Jak wyjaśniono, "Donald Tusk spotkał się w Berlinie z Angelą Merkel w poniedziałek późnym wieczorem na spotkaniu roboczym". "Lider Platformy Obywatelskiej miał jej nakreślić sytuację, jaka ma miejsce na granicy polsko-białoruskiej. Przekonywał, że działania reżimu Aleksandra Łukaszenki zagrażają nie tylko Polsce, ale też Litwie i całej Unii Europejskiej" - czytamy w artykule.
Podkreślono, że "potwierdzenie tych słów ma odzwierciedlenie w liście, który Tusk wystosował do europejskich przywódców".
Nie będę zaprzeczał, takie spotkanie miało miejsce w poniedziałek późnym wieczorem. Dotyczyło sytuacji na polsko-białoruskiej granicy - przyznał w rozmowie z Interią rzecznik PO Jan Grabiec.
Jak wyjaśniono, "zaraz po spotkaniu Tusk udał się do Brukseli, gdzie, jak przekonują rozmówcy Interii, prowadzi ofensywę dyplomatyczną". - W jego agendzie ma się znajdować wiele spotkań z przywódcami europejskimi, a także liderami instytucji unijnych - czytamy na portalu.
Według informacji Interii, Tusk, z przerwą na spotkanie z ZNP w Gdańsku, miał liczne spotkania od wtorku do środy. - Planuje też zostać w Brukseli również 11 listopada - zaznaczono.

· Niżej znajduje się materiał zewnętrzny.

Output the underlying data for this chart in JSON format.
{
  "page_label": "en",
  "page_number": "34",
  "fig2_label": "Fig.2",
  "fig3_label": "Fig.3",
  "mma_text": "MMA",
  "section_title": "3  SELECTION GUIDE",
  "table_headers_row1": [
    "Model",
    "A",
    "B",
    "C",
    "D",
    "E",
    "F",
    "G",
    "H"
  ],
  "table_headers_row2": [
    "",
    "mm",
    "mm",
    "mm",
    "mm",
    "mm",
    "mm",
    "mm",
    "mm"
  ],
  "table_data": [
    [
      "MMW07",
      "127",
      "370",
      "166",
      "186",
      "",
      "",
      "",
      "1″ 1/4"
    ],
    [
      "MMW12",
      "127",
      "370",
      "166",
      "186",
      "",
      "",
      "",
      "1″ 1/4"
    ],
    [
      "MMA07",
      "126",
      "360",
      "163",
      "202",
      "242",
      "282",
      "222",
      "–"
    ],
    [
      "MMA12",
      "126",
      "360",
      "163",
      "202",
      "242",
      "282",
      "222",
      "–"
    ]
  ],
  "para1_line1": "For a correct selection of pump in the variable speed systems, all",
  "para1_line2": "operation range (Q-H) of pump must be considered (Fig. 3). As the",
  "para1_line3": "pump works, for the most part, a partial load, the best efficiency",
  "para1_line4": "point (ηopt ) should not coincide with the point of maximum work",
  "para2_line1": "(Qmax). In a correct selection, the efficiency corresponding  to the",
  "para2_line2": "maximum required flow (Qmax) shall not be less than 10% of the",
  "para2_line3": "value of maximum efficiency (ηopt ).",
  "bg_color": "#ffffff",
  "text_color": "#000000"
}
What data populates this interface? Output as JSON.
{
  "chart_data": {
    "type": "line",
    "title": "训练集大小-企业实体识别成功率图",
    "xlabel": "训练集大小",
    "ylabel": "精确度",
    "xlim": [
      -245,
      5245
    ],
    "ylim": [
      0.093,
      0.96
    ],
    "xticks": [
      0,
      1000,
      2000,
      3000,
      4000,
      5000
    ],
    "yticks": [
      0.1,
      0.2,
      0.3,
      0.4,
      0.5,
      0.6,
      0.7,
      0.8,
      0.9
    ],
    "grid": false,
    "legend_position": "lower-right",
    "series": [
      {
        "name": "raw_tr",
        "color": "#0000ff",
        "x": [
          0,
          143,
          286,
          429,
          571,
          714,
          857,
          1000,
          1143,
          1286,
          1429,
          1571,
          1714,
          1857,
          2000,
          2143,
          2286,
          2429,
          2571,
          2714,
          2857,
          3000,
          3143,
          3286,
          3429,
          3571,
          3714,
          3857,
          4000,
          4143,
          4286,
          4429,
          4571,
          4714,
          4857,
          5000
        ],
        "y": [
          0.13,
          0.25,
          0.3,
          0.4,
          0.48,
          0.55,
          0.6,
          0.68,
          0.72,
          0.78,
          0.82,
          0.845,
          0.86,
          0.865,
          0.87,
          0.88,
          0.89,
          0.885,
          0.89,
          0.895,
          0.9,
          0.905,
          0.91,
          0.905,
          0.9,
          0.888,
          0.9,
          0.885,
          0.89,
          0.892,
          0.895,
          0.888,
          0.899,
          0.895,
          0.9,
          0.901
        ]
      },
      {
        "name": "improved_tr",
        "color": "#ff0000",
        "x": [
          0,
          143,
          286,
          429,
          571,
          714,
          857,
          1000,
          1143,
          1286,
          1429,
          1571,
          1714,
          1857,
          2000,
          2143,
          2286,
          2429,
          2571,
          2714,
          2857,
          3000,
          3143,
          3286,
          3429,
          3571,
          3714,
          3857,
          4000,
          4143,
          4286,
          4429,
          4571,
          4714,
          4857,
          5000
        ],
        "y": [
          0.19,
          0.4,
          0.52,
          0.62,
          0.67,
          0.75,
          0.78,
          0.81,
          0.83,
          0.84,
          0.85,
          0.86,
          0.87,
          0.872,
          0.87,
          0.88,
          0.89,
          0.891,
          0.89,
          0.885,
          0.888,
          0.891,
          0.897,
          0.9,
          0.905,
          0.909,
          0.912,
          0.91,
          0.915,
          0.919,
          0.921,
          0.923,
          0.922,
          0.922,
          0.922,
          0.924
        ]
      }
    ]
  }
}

Jak przypomniano, "Tusk w środę wieczorem opublikował list otwarty do przywódców europejskich". "Pisze w nim m.in. +niezależnie od waszych poglądów na kwestię migracji musimy, podkreślam - musimy, jako wspólnota polityczna użyć wszystkich dostępnych środków nacisku w celu powstrzymania eskalacji napięcia na wschodniej granicy Unii Europejskiej+" - czytamy na portalu.